Fedik juga melakukan uji coba kedua kali pada dirinya sendiri sebelum uji klinis fase I. Dia menggunakan vaksin tersebut sebagai dosis tambahan atau booster. “Ternyata trennya naik, naik, naik kurang lebih empat, lima bulanan itu,” imbuhnya.

Akhir pandemi

Usai melewati tahap demi tahap pengujian itu, yang melibatkan ribuan relawan, Vaksin Merah Putih mendapat EUA dari BPOM.

“Fase tiga mulai dari kita melibatkan 4.005 subyek yang diikutkan dalam uji klinik pada saat awal awal terlihat baik kemudian dilakukan analisis laboratorium beberapa tahapan tergantung dari visit subyek tadi untuk dites dan monitor respon imunnya seperti apa? Alhamdulilah baik,” kata Fedik.

“Oleh karena itu kita bisa mendapatkan suatu EUA,” lanjutnya.

Saat ini, katanya, vaksin yang dikembangkan olehnya dan tim baru mendapatkan izin penggunaan darurat sebagai vaksin primer untuk dewasa. Meski demikian, Fedik dan tim juga terus berupaya mengembangkan vaksin ini agar bisa digunakan untuk remaja dan anak-anak serta untuk penggunaan booster.

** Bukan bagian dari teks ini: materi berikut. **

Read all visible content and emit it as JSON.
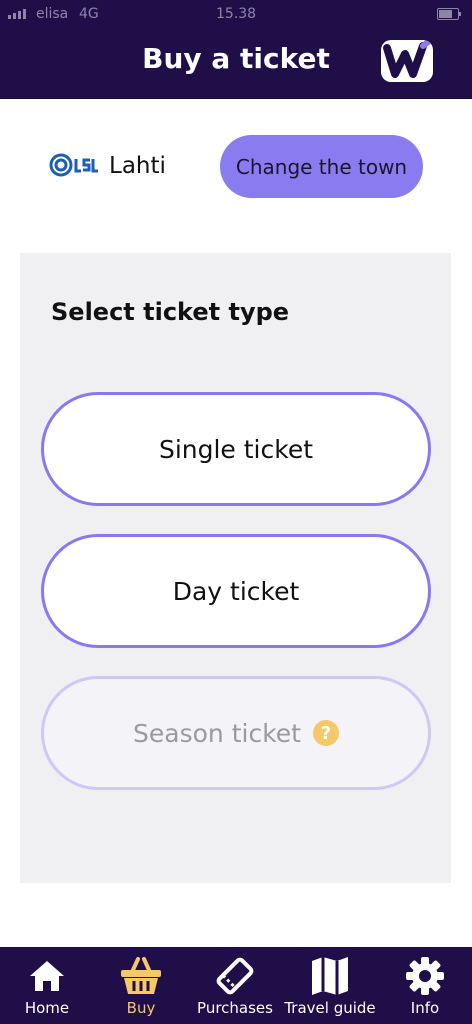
{
  "status_bar": {
    "carrier": "elisa",
    "network": "4G",
    "time": "15.38"
  },
  "header": {
    "title": "Buy a ticket",
    "logo_icon": "w-logo-icon"
  },
  "town": {
    "operator_logo": "lsl-logo-icon",
    "name": "Lahti",
    "change_label": "Change the town"
  },
  "ticket_types": {
    "heading": "Select ticket type",
    "items": [
      {
        "label": "Single ticket",
        "enabled": true
      },
      {
        "label": "Day ticket",
        "enabled": true
      },
      {
        "label": "Season ticket",
        "enabled": false,
        "help": "?"
      }
    ]
  },
  "tabbar": {
    "items": [
      {
        "label": "Home",
        "icon": "home-icon",
        "active": false
      },
      {
        "label": "Buy",
        "icon": "basket-icon",
        "active": true
      },
      {
        "label": "Purchases",
        "icon": "ticket-icon",
        "active": false
      },
      {
        "label": "Travel guide",
        "icon": "map-icon",
        "active": false
      },
      {
        "label": "Info",
        "icon": "gear-icon",
        "active": false
      }
    ]
  },
  "colors": {
    "header_bg": "#1f0e47",
    "accent": "#8b7bf0",
    "active_tab": "#f5c86a",
    "panel_bg": "#f0f0f3"
  }
}
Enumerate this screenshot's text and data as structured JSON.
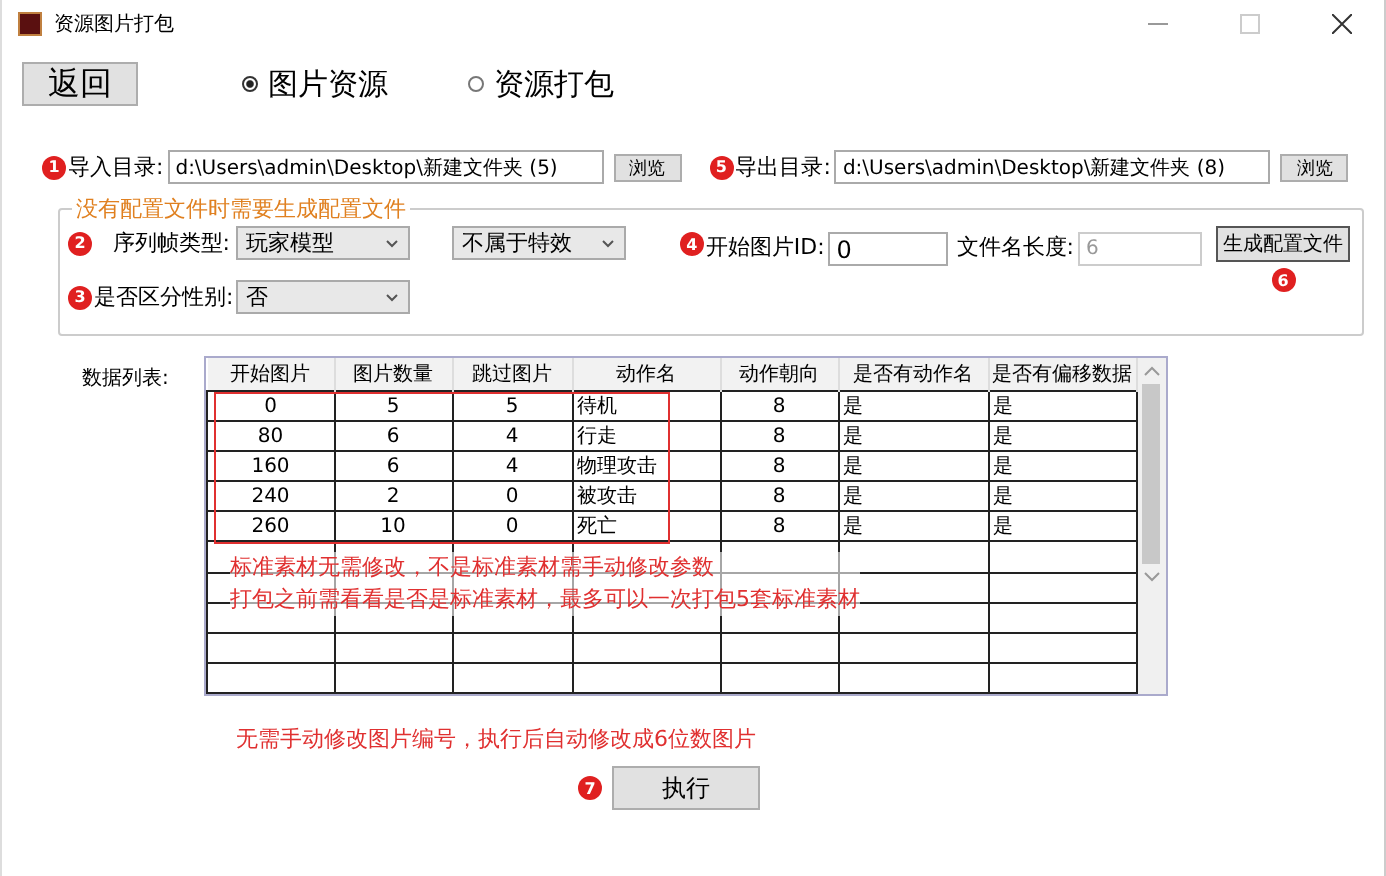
{
  "window": {
    "title": "资源图片打包"
  },
  "back_button": "返回",
  "modes": [
    {
      "label": "图片资源",
      "selected": true
    },
    {
      "label": "资源打包",
      "selected": false
    }
  ],
  "paths": [
    {
      "badge": "1",
      "label": "导入目录:",
      "value": "d:\\Users\\admin\\Desktop\\新建文件夹 (5)",
      "button": "浏览"
    },
    {
      "badge": "5",
      "label": "导出目录:",
      "value": "d:\\Users\\admin\\Desktop\\新建文件夹 (8)",
      "button": "浏览"
    }
  ],
  "config": {
    "legend": "没有配置文件时需要生成配置文件",
    "frame_type": {
      "badge": "2",
      "label": "序列帧类型:",
      "value": "玩家模型"
    },
    "effect": {
      "value": "不属于特效"
    },
    "start_id": {
      "badge": "4",
      "label": "开始图片ID:",
      "value": "0"
    },
    "name_length": {
      "label": "文件名长度:",
      "value": "6",
      "disabled": true
    },
    "generate": {
      "label": "生成配置文件",
      "badge": "6"
    },
    "gender": {
      "badge": "3",
      "label": "是否区分性别:",
      "value": "否"
    }
  },
  "table": {
    "label": "数据列表:",
    "columns": [
      "开始图片",
      "图片数量",
      "跳过图片",
      "动作名",
      "动作朝向",
      "是否有动作名",
      "是否有偏移数据"
    ],
    "rows": [
      [
        "0",
        "5",
        "5",
        "待机",
        "8",
        "是",
        "是"
      ],
      [
        "80",
        "6",
        "4",
        "行走",
        "8",
        "是",
        "是"
      ],
      [
        "160",
        "6",
        "4",
        "物理攻击",
        "8",
        "是",
        "是"
      ],
      [
        "240",
        "2",
        "0",
        "被攻击",
        "8",
        "是",
        "是"
      ],
      [
        "260",
        "10",
        "0",
        "死亡",
        "8",
        "是",
        "是"
      ]
    ],
    "annotations": [
      "标准素材无需修改，不是标准素材需手动修改参数",
      "打包之前需看看是否是标准素材，最多可以一次打包5套标准素材"
    ]
  },
  "note": "无需手动修改图片编号，执行后自动修改成6位数图片",
  "execute": {
    "badge": "7",
    "label": "执行"
  }
}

Lebih lanjut, guru besar mikrobiologi, virologi, imunologi Unair ini menyebut vaksin tersebut tetap bisa digunakan seterusnya meski kasus Covid-19 sudah melandai.

“Vaksin itu tidak bisa seumur hidup menghasilkan dan menginduksi antibodi, tapi ada waktu di situ yang perlu dilakukan putar dan sebagainya untuk menginduksi memori produksi antibodi. Oleh karena itu vaksin ini saya kira sampai ke depan nanti masih digunakan,” tuturnya.

Pihaknya juga membuka kemungkinan untuk mendesain ulang struktur vaksin jika memang ada perubahan signifikan dari varian Virus Corona, termasuk yang kini sedang santer, yakni varian XBB.

“Kalau yang di lapangan masih bisa dinetralisir, menetralisir produk antibodi dari vaksin kita, itu ya kita tidak merubah. Tapi kalau ada perubahan, terjadi perundingan, ya kita pasti berfikir redesign,” tandasnya.